Americans Are Now Acting a Whole Lot Like They Did in the 1960s

Impact

The news: Polling from the Pew Research Center indicates that President Barack Obama's ambitious mission to reduce American military presence abroad could have substantial support.

Obama's latest agenda for the country's foreign policy, issued Wednesday at West Point, has been described as "one of the most dovish foreign policy speeches by a sitting U.S. president since Eisenhower." In the address, Obama argued that the U.S. should not and cannot use military force except when 100% necessary to defend "core interests" or to "protect our people, our homeland and our way of life."

Obama announced his administration would pursue new policies such as bolstering Syria's neighbors' capacity to host refugees and contain the conflict, shifting the battle against terrorism to regional allies, addressing future threats from China, Russia and Syria with international institutions and accepting that American military power is insufficient to resolve complex conflicts like Nigeria's fight against Boko Haram.
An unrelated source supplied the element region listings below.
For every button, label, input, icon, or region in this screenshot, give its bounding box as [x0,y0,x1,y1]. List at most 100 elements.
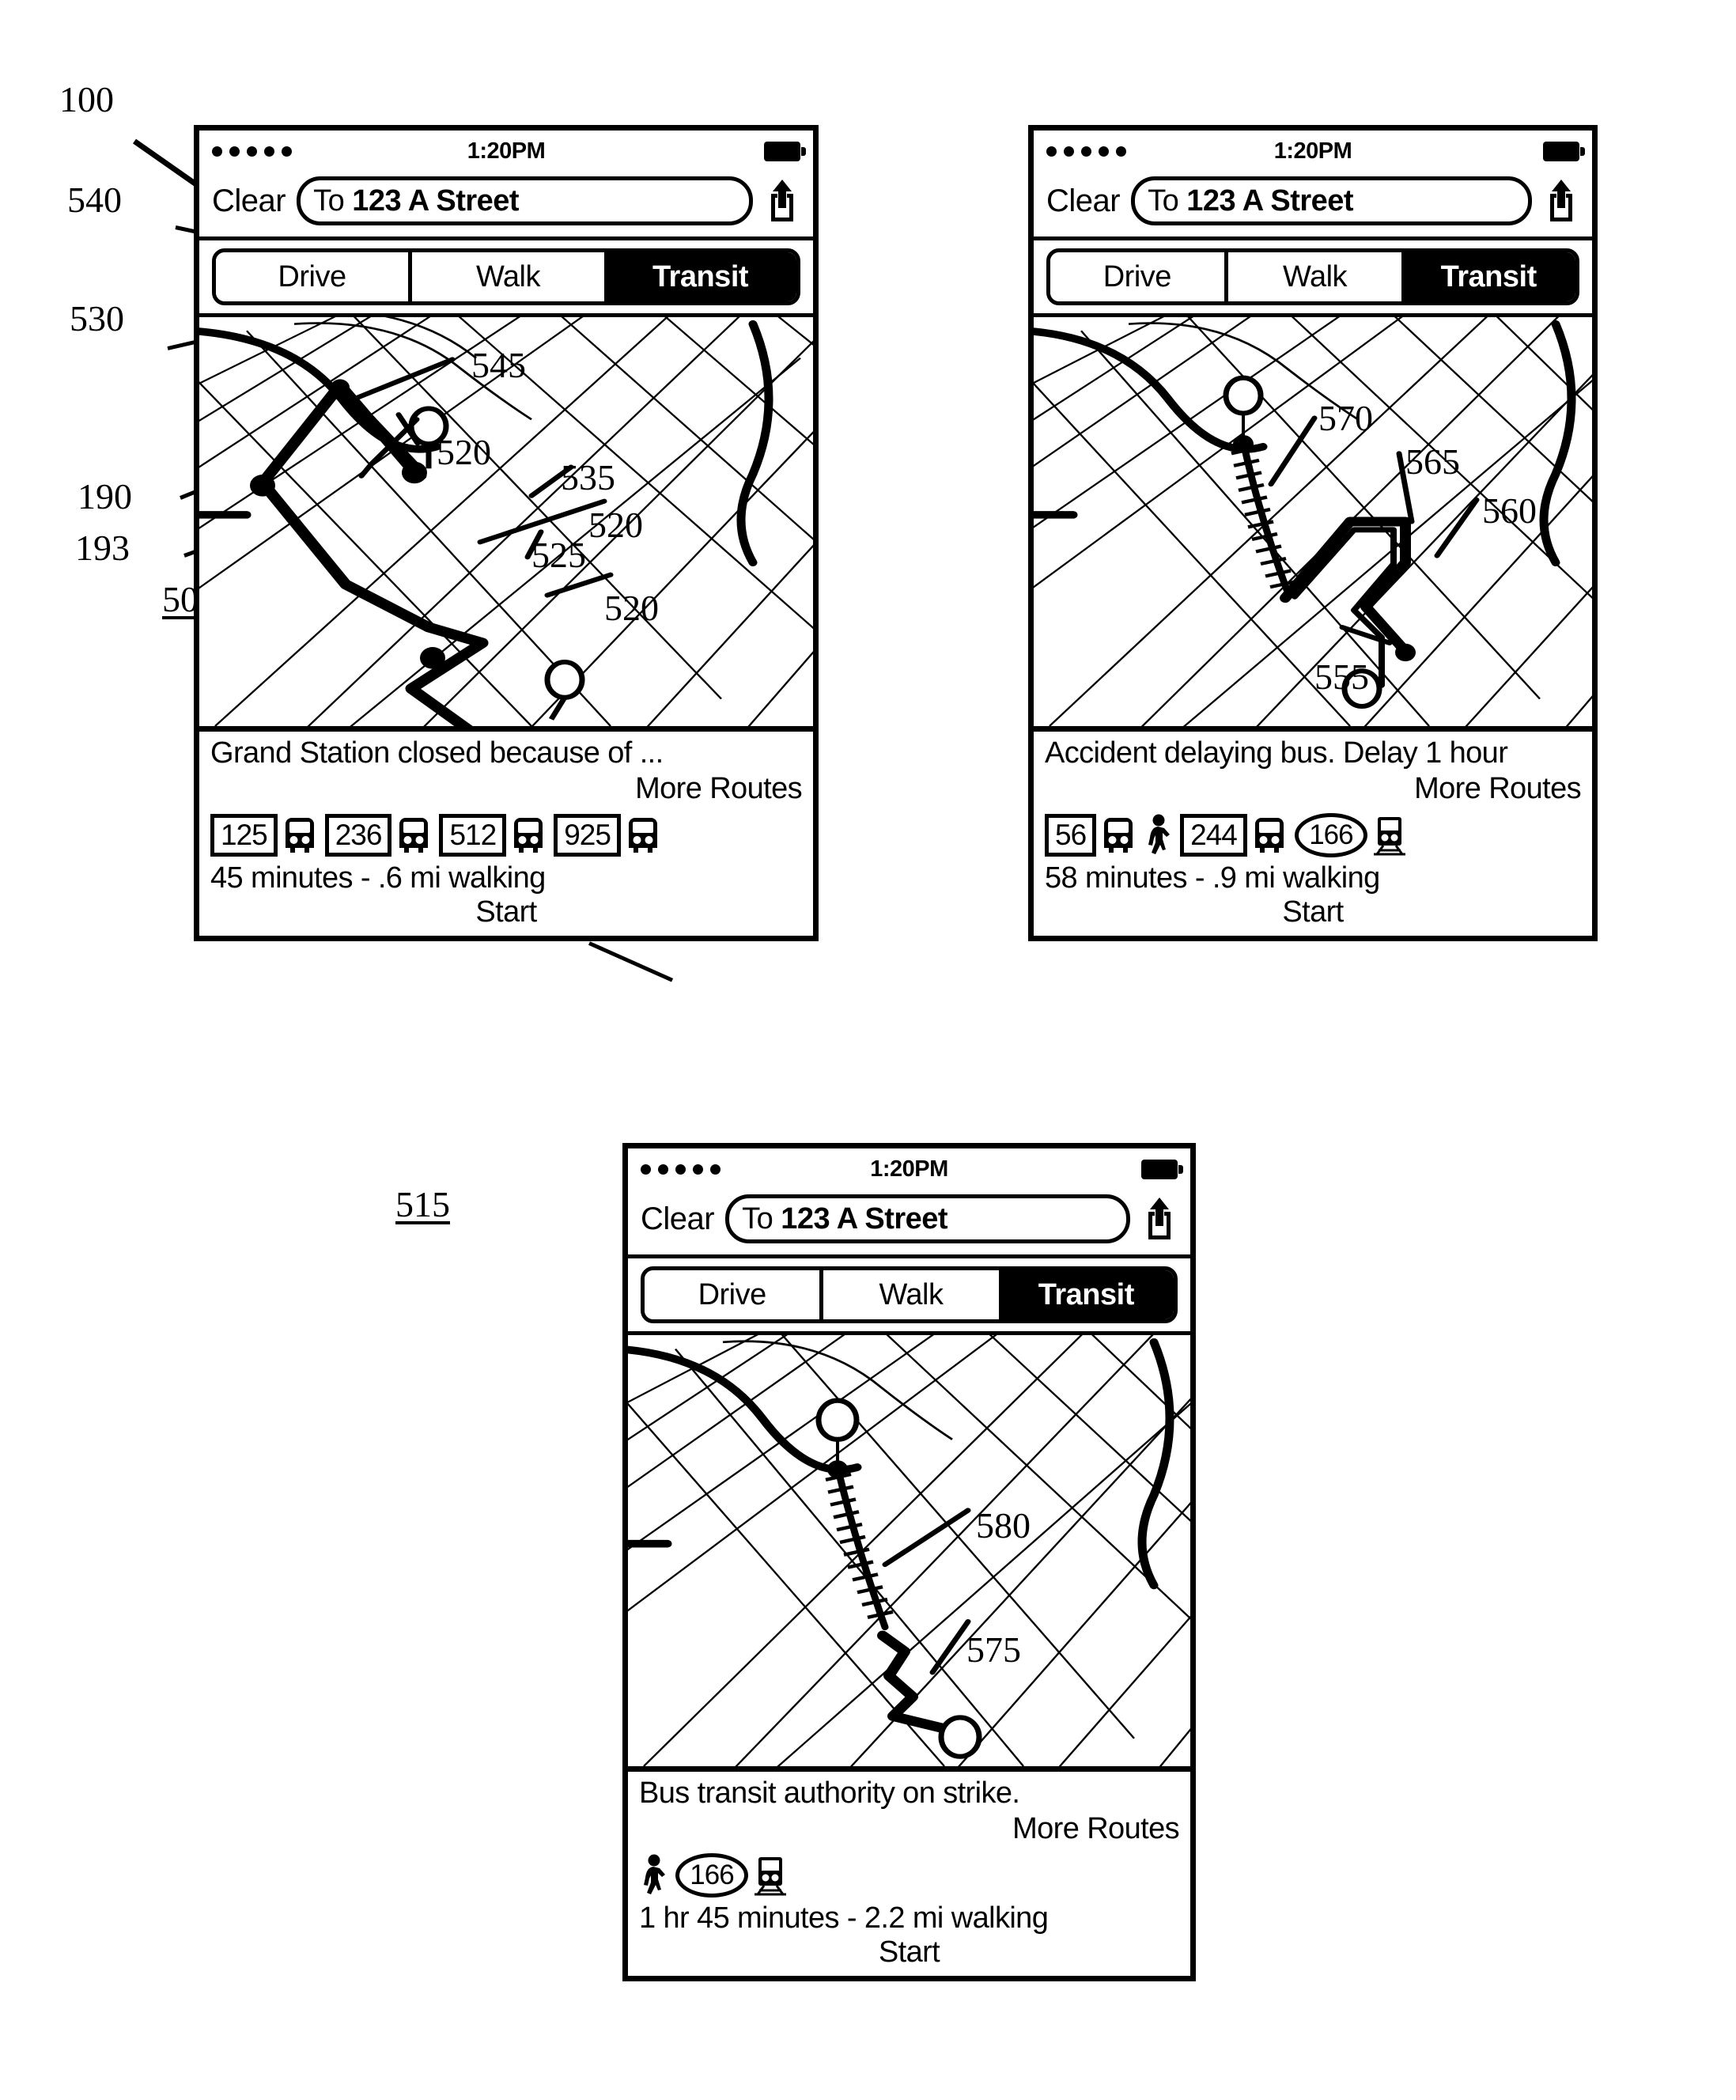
status-bar: 1:20PM [1034,131,1592,172]
route-number-badge[interactable]: 236 [324,814,392,857]
mode-selector: Drive Walk Transit [1034,240,1592,317]
start-button[interactable]: Start [1045,895,1581,929]
map-canvas-510[interactable]: 570 565 560 555 [1034,317,1592,732]
destination-search-input[interactable]: To 123 A Street [1131,176,1532,225]
share-icon[interactable] [1543,178,1579,224]
route-leg[interactable] [639,1853,669,1898]
battery-full-icon [1543,141,1585,161]
bus-icon [399,818,429,853]
status-bar: 1:20PM [628,1148,1190,1190]
alert-text: Grand Station closed because of ... [210,736,664,770]
route-leg[interactable]: 56 [1045,813,1137,857]
share-icon[interactable] [764,178,800,224]
route-leg[interactable]: 244 [1180,813,1288,857]
walk-icon [644,1854,665,1894]
search-prefix: To [742,1201,773,1235]
search-value: 123 A Street [781,1201,948,1235]
alert-text: Accident delaying bus. Delay 1 hour [1045,736,1508,770]
reference-numeral-193: 193 [75,528,130,568]
search-prefix: To [1148,184,1179,218]
battery-full-icon [1141,1159,1183,1179]
tab-transit[interactable]: Transit [604,252,796,301]
phone-mockup-505: 1:20PM Clear To 123 A Street Drive Walk … [194,125,819,941]
route-number-badge[interactable]: 512 [439,814,507,857]
map-canvas-505[interactable]: 545 520 535 520 525 520 [199,317,813,732]
route-number-oval-badge[interactable]: 166 [675,1853,748,1898]
tab-transit[interactable]: Transit [998,1270,1174,1319]
bus-icon [1254,818,1284,853]
bus-icon [285,818,314,853]
route-leg[interactable]: 166 [675,1853,789,1898]
start-button[interactable]: Start [210,895,802,929]
search-value: 123 A Street [352,184,520,218]
route-leg[interactable]: 925 [554,813,662,857]
destination-search-input[interactable]: To 123 A Street [297,176,753,225]
figure-label-515: 515 [395,1184,450,1224]
map-reference-numeral: 565 [1405,441,1460,482]
search-header: Clear To 123 A Street [1034,172,1592,240]
map-reference-numeral: 520 [588,505,643,545]
train-icon [1373,817,1405,856]
route-number-badge[interactable]: 925 [554,814,621,857]
phone-mockup-515: 1:20PM Clear To 123 A Street Drive Walk … [622,1143,1196,1981]
tab-walk[interactable]: Walk [819,1270,999,1319]
more-routes-button[interactable]: More Routes [639,1812,1180,1846]
route-legs-510: 56 244 166 [1045,811,1581,860]
destination-search-input[interactable]: To 123 A Street [725,1194,1130,1243]
status-clock: 1:20PM [1273,138,1352,164]
leader-line-130 [588,941,674,982]
route-leg[interactable]: 166 [1294,813,1409,857]
phone-mockup-510: 1:20PM Clear To 123 A Street Drive Walk … [1028,125,1598,941]
more-routes-button[interactable]: More Routes [1045,772,1582,806]
route-info-panel-510: Accident delaying bus. Delay 1 hour More… [1034,732,1592,936]
route-leg[interactable] [1144,813,1174,857]
route-info-panel-515: Bus transit authority on strike. More Ro… [628,1772,1190,1976]
map-reference-numeral: 520 [604,588,659,628]
share-icon[interactable] [1141,1196,1178,1242]
tab-walk[interactable]: Walk [408,252,604,301]
route-number-badge[interactable]: 56 [1045,814,1097,857]
route-leg[interactable]: 236 [324,813,433,857]
route-number-oval-badge[interactable]: 166 [1294,813,1367,857]
status-clock: 1:20PM [870,1156,948,1182]
map-reference-numeral: 545 [471,345,526,385]
route-leg[interactable]: 512 [439,813,547,857]
clear-button[interactable]: Clear [641,1201,715,1237]
more-routes-button[interactable]: More Routes [210,772,803,806]
tab-drive[interactable]: Drive [645,1270,820,1319]
search-value: 123 A Street [1186,184,1354,218]
clear-button[interactable]: Clear [1046,184,1121,219]
bus-icon [1104,818,1133,853]
mode-selector: Drive Walk Transit [199,240,813,317]
search-prefix: To [313,184,345,218]
battery-full-icon [764,141,806,161]
map-reference-numeral: 525 [531,535,586,575]
route-summary: 45 minutes - .6 mi walking [210,861,546,895]
clear-button[interactable]: Clear [212,184,286,219]
map-reference-numeral: 520 [437,432,491,472]
start-button[interactable]: Start [639,1935,1179,1969]
mode-selector: Drive Walk Transit [628,1258,1190,1335]
map-reference-numeral: 575 [966,1629,1021,1670]
map-reference-numeral: 570 [1318,398,1373,438]
route-legs-505: 125 236 512 925 [210,811,802,860]
tab-walk[interactable]: Walk [1224,252,1402,301]
route-leg[interactable]: 125 [210,813,319,857]
map-reference-numeral: 580 [976,1505,1031,1546]
tab-drive[interactable]: Drive [216,252,408,301]
map-reference-numeral: 560 [1482,490,1537,531]
reference-numeral-530: 530 [70,298,124,339]
reference-numeral-100: 100 [59,79,114,119]
bus-icon [514,818,543,853]
route-number-badge[interactable]: 244 [1180,814,1247,857]
map-reference-numeral: 535 [561,457,615,498]
tab-drive[interactable]: Drive [1050,252,1224,301]
route-number-badge[interactable]: 125 [210,814,278,857]
tab-transit[interactable]: Transit [1401,252,1575,301]
search-header: Clear To 123 A Street [199,172,813,240]
map-canvas-515[interactable]: 580 575 [628,1335,1190,1772]
train-icon [755,1857,786,1896]
status-clock: 1:20PM [467,138,546,164]
route-summary: 1 hr 45 minutes - 2.2 mi walking [639,1901,1049,1935]
map-reference-numeral: 555 [1314,656,1369,697]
And as Pew polls indicate, this is exactly the shift the public wants in our foreign policy.

The polls: Increasingly, Americans think we should "mind our own business" internationally. And the vast majority believe that the U.S. needs to pay more attention to domestic issues than international ones.
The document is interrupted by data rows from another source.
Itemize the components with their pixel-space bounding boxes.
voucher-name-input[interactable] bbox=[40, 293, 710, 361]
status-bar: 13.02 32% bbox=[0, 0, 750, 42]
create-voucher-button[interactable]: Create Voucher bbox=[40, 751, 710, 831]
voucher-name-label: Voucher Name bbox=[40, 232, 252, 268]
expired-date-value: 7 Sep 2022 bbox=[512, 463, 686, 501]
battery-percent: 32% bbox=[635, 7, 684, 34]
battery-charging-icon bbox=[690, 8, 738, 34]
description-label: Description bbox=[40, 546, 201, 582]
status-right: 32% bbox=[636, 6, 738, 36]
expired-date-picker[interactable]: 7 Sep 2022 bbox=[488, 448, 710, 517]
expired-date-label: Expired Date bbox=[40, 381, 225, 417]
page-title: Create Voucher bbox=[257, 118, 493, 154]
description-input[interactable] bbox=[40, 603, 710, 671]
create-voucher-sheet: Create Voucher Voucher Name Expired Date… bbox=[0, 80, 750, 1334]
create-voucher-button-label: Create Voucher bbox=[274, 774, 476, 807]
To put this in context, the number of Americans who think we need to mind our own business is higher than it was at the conclusion of the Vietnam War.

What's more, these attitudes aren't incredibly different among partisan lines. From Pew:

"Views on global engagement do not vary much across party lines. Majorities or pluralities of Republicans (52%), Democrats (46%) and independents (55%) think the U.S. does too much to try to help solve world problems, and agree that the U.S. should mind its own business internationally (53%, 46% and 55%, respectively). And close to 8 in 10 among each group agree that the U.S. should concentrate more on our own national problems, rather than thinking so much in international terms (82% of Republicans, 76% of Democrats and 79% of independents)."
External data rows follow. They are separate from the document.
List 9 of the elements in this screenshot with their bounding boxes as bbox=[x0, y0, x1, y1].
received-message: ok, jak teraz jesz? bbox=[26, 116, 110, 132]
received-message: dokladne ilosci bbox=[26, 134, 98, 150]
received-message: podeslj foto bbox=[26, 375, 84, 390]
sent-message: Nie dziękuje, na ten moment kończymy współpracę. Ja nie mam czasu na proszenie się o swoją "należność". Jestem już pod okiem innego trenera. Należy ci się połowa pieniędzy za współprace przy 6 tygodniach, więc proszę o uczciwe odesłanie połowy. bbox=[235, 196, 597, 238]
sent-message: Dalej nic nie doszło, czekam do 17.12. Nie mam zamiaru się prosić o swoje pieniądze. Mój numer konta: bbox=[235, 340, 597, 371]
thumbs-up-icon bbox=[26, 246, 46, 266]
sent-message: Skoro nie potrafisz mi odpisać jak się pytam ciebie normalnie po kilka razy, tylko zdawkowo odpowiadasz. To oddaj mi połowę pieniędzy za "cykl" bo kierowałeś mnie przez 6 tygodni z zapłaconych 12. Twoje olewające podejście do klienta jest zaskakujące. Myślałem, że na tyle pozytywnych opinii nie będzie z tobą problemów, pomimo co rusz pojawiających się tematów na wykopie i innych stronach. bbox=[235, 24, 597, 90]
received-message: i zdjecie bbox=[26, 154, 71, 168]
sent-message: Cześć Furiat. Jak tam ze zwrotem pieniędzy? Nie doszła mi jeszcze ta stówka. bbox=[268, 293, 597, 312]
Despite this, the public wants the U.S. to remain the sole international military superpower.

But Pew says that an increased tendency toward skepticism about our role abroad hasn't seriously eroded the public's perception that America is still No. 1 when it comes to shooting people and breaking things.

The public also seems to understand that the past decade of military aggression abroad has seriously eroded respect for American power, perhaps tempering enthusiasm for more misadventures in foreign countries.

Pew also found that while there was widespread public support for anti-Russian sanctions on the Ukrainian issue, 62% of the public opposed sending arms or military supplies to the Ukrainian government. 

On Syria, a CBS News/New York Times poll in September found that 68% of those surveyed did not think the U.S. had an obligation to intervene and end the ongoing civil war.

Why you should care: America won't be taking a real backseat in international affairs anytime soon, but Obama has essentially announced that we'll be ceding the wheel to our international allies much more in the future. This might disappoint hawkish members of Congress who want to see American muscle flexed on the world stage, but our new, tempered approach to international affairs falls in line with how the public actually wants the U.S. government to act abroad.

And that's a good thing, unless you want another Iraq, Afghanistan or Vietnam. In which case, we hear John McCain is hiring interns.